Cette collection que je découvre a pour but de questionner les mots détournés par la propagande des dominants. « Réforme » dans la bouche de nos maîtres signifie aujourd'hui régression sociale, ou casse d'un acquis social. Cette collection qui met en exergue cette phrase de Georges Orwell : « La pire chose que l'on puisse faire avec les mots, c'est de capituler devant eux » décline quelques grandes notions comme : « école », « peuple », « révolution » . . .
L'ambition : des ouvrages courts, incisifs, s'emparant d'un mot dévoyé par la langue au pouvoir, l'arracher à l'idéologie qu'il sert et le rendre à ce qu'il veut dire.
Samuel Hayat, chercheur en sciences politiques, s'attaque donc à la démocratie.

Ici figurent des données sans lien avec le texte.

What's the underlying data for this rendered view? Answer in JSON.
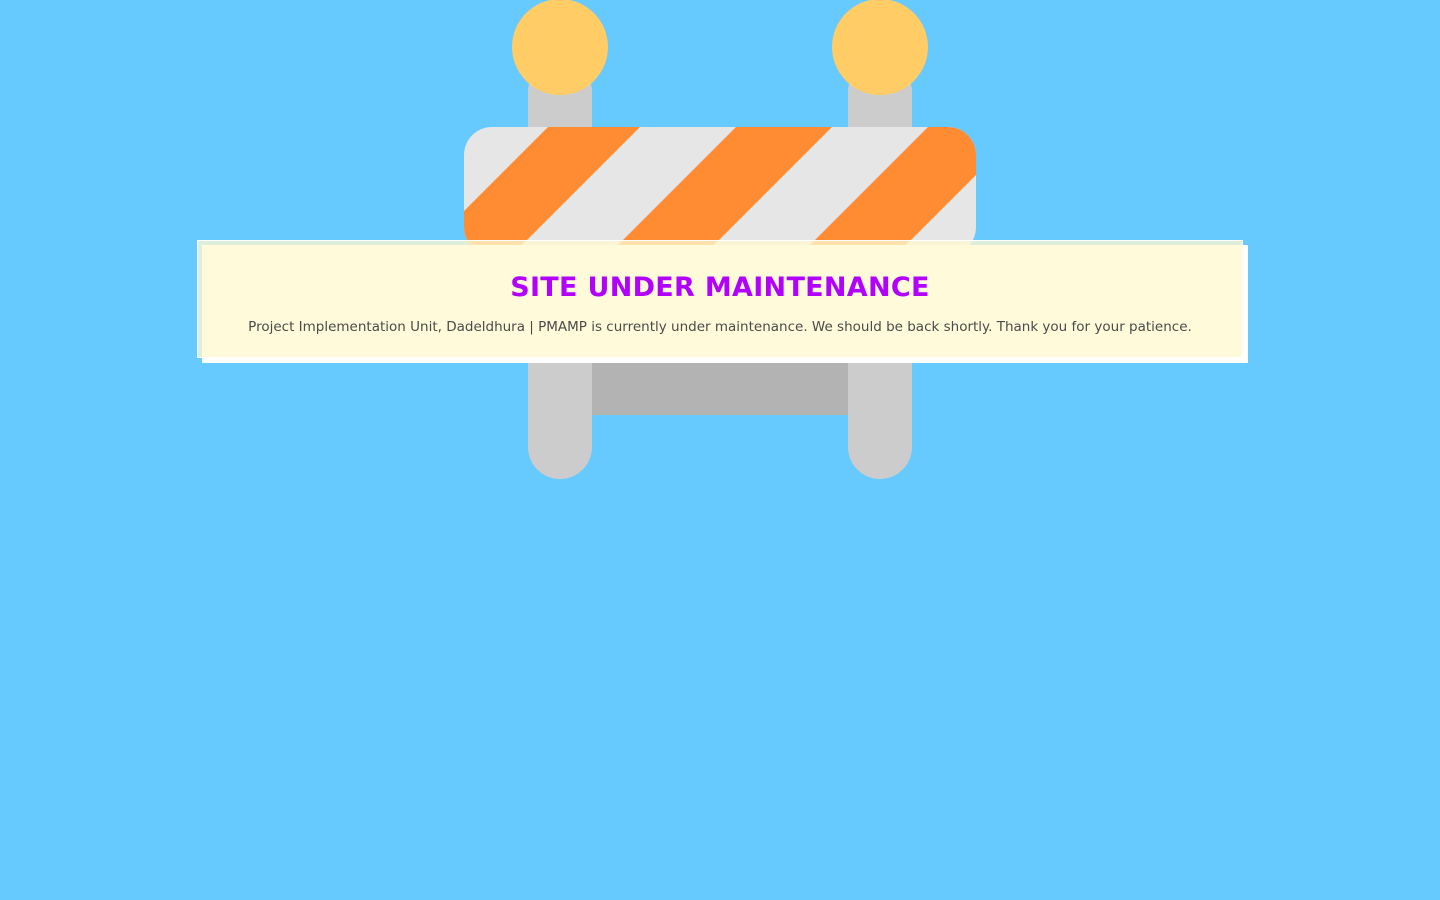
{
  "page": {
    "background_color": "#66caff"
  },
  "barrier": {
    "icon": "road-barrier-icon",
    "colors": {
      "lamp": "#ffcc66",
      "post": "#cccccc",
      "crossbar": "#b3b3b3",
      "stripe_orange": "#ff8c33",
      "stripe_white": "#e6e6e6"
    }
  },
  "notice": {
    "title": "SITE UNDER MAINTENANCE",
    "message": "Project Implementation Unit, Dadeldhura | PMAMP is currently under maintenance. We should be back shortly. Thank you for your patience.",
    "title_color": "#b200ff"
  }
}
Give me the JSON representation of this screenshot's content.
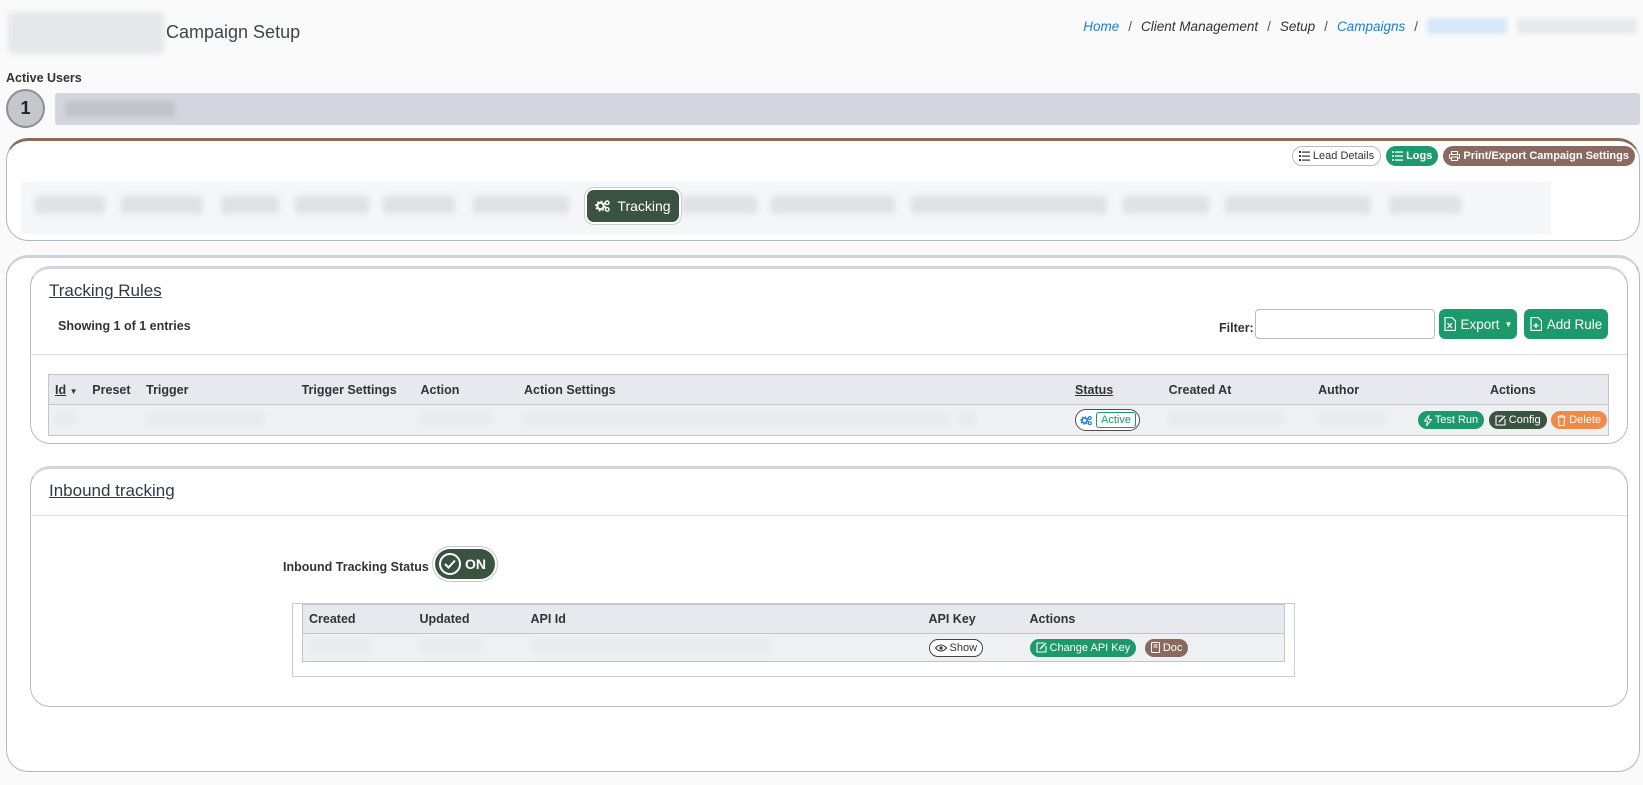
{
  "header": {
    "title": "Campaign Setup",
    "breadcrumb": [
      {
        "label": "Home",
        "link": true
      },
      {
        "label": "Client Management",
        "link": false
      },
      {
        "label": "Setup",
        "link": false
      },
      {
        "label": "Campaigns",
        "link": true
      }
    ]
  },
  "active_users": {
    "label": "Active Users",
    "count": "1"
  },
  "nav": {
    "actions": {
      "lead_details": "Lead Details",
      "logs": "Logs",
      "print_export": "Print/Export Campaign Settings"
    },
    "active_tab": "Tracking"
  },
  "tracking_rules": {
    "title": "Tracking Rules",
    "entries": "Showing 1 of 1 entries",
    "filter_label": "Filter:",
    "filter_value": "",
    "export_label": "Export",
    "add_rule_label": "Add Rule",
    "columns": {
      "id": "Id",
      "preset": "Preset",
      "trigger": "Trigger",
      "trigger_settings": "Trigger Settings",
      "action": "Action",
      "action_settings": "Action Settings",
      "status": "Status",
      "created_at": "Created At",
      "author": "Author",
      "actions": "Actions"
    },
    "row": {
      "status": "Active",
      "test_run": "Test Run",
      "config": "Config",
      "delete": "Delete"
    }
  },
  "inbound": {
    "title": "Inbound tracking",
    "status_label": "Inbound Tracking Status",
    "toggle_state": "ON",
    "columns": {
      "created": "Created",
      "updated": "Updated",
      "api_id": "API Id",
      "api_key": "API Key",
      "actions": "Actions"
    },
    "row": {
      "show": "Show",
      "change_key": "Change API Key",
      "doc": "Doc"
    }
  },
  "colors": {
    "green": "#1d9a6c",
    "dark_green": "#3a5240",
    "brown": "#8a6a5f",
    "orange": "#f08a4b",
    "link_blue": "#1a7fd1"
  }
}
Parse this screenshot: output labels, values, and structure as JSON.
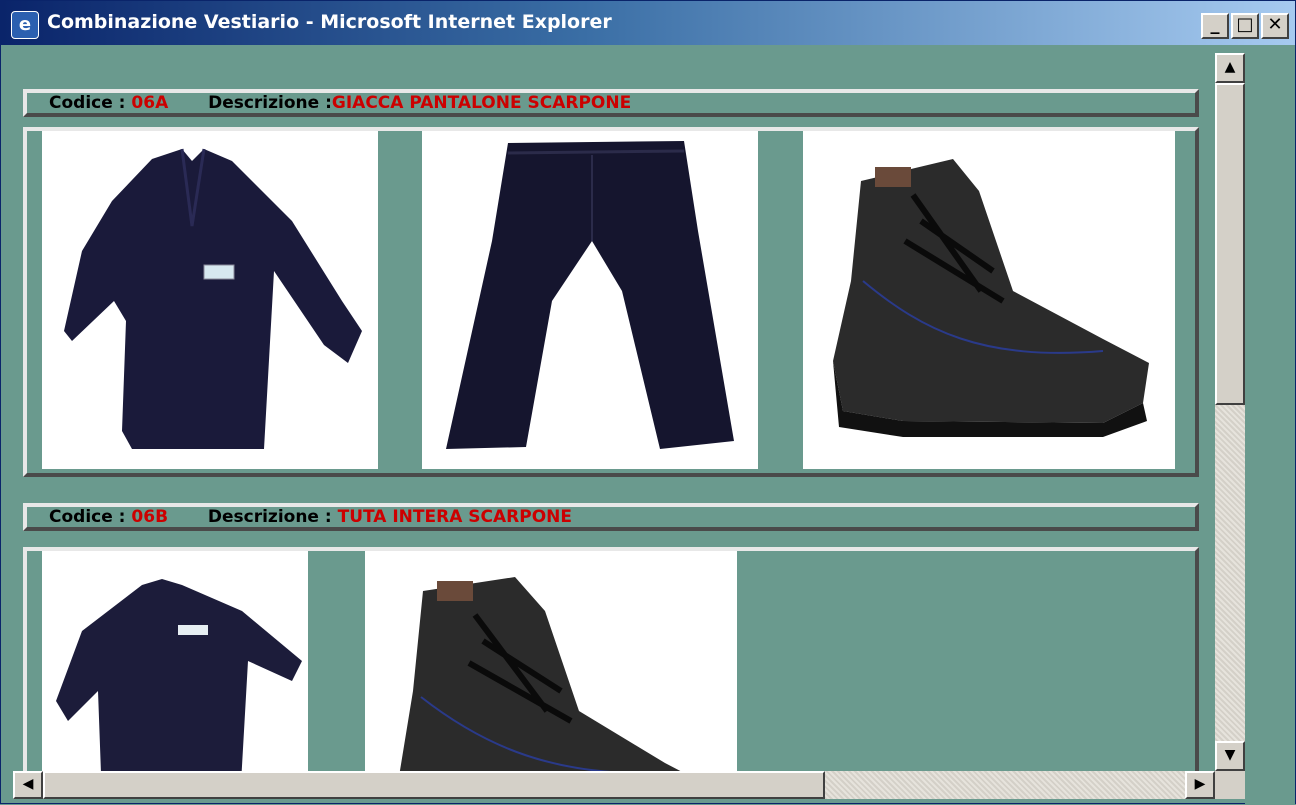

L'ouvrage est court, condensé. Je dois l'avoir lu trois fois en tout tellement certains passages méritent une relecture assidue pour qu'un esprit comme le mien soit certain d'en avoir saisi le sens. S'il y a un point faible à cet ouvrage c'est cela, cette difficulté intrinsèque. Car on peut se demander quel est public visé ? Si ce sont des lecteurs avertis, on peut imaginer qu'ils sont au fait de ces problématiques modernes, si ce sont des plus jeunes, dont le souhait serait de s'informer, de se confronter à une pensée sortant des sentiers battus médiatiquement, c'est peut-être un peu ardu. En même temps (langage djeune) était-ce possible de faire plus simple sur une problématique aussi complexe ? pas sûr . . .
Le gros point fort est la puissance des idées déployées au fil des pages. Quelques citations bibliographiques mais pas trop, des exemples très limités, un rouleau compresseur conceptuel . . .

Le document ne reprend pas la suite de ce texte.